# SNSF Review Classification: Fine-tuned Hugging Face Models

- Gabriel Okasa, Data Team, Swiss National Science Foundation

Outline:

1) load text data from a grant peer review report

2) pre-process the texts for transformer model: english texts, lower casing, sentence segmentation, tokenization

3) apply fine-tuned transformer models from [HuggingFace](https://huggingface.co/snsf-data) and classify sentences

4) aggregate the classified categories onto a review level

5) compute the shares of each classified category in a review

### Library Imports

First, we import the neccessary libraries for data wrangling and natural language processing.

In [None]:
# import standard libraries
import os
import platform
import numpy as np
import pandas as pd
import matplotlib.pyplot as plt

# import pytorch and transformers with the relevant functions
import torch
from transformers import AutoTokenizer, AutoModelForSequenceClassification, TextClassificationPipeline

# import text processing and lanuage detection
import re
from langdetect import detect

### Setup GPU for faster computing

Running deep learning models, such as the transformer models in this notebook, is more efficient using a GPU unit. Below we check for the availability of a GPU unit and set it as a primary device to perform the computations if available.

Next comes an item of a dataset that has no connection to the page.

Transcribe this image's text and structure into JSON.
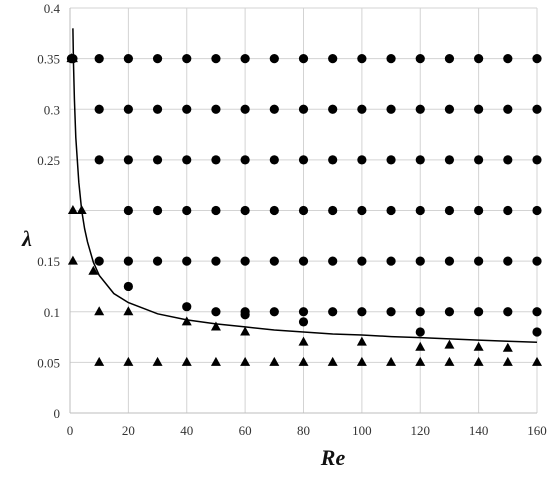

Note, that for running PyTorch on a GPU, you must first install the CUDA toolkit: https://docs.nvidia.com/cuda/ .

In [None]:
# use GPU if available
current_os = platform.system()
# active device based on OS
if current_os == 'Darwin':
    # specify device as mps for Mac
    device = 'mps'
    print('MPS will be used as a device.')
else:
    # check if gpu is available, if yes use cuda, if not stick to cpu
    # install CUDA here:https://pytorch.org/get-started/locally/
    if torch.cuda.is_available():
        # must be 'cuda:0', not just 'cuda', see: https://github.com/deepset-ai/haystack/issues/3160
        device = torch.device('cuda:0')
        print('GPU', torch.cuda.get_device_name(0) ,'is available and will be used as a device.')
    else:
        device = torch.device('cpu')
        print('No GPU available, CPU will be used as a device instead.'
              + 'Be aware that the computation time increases significantly.')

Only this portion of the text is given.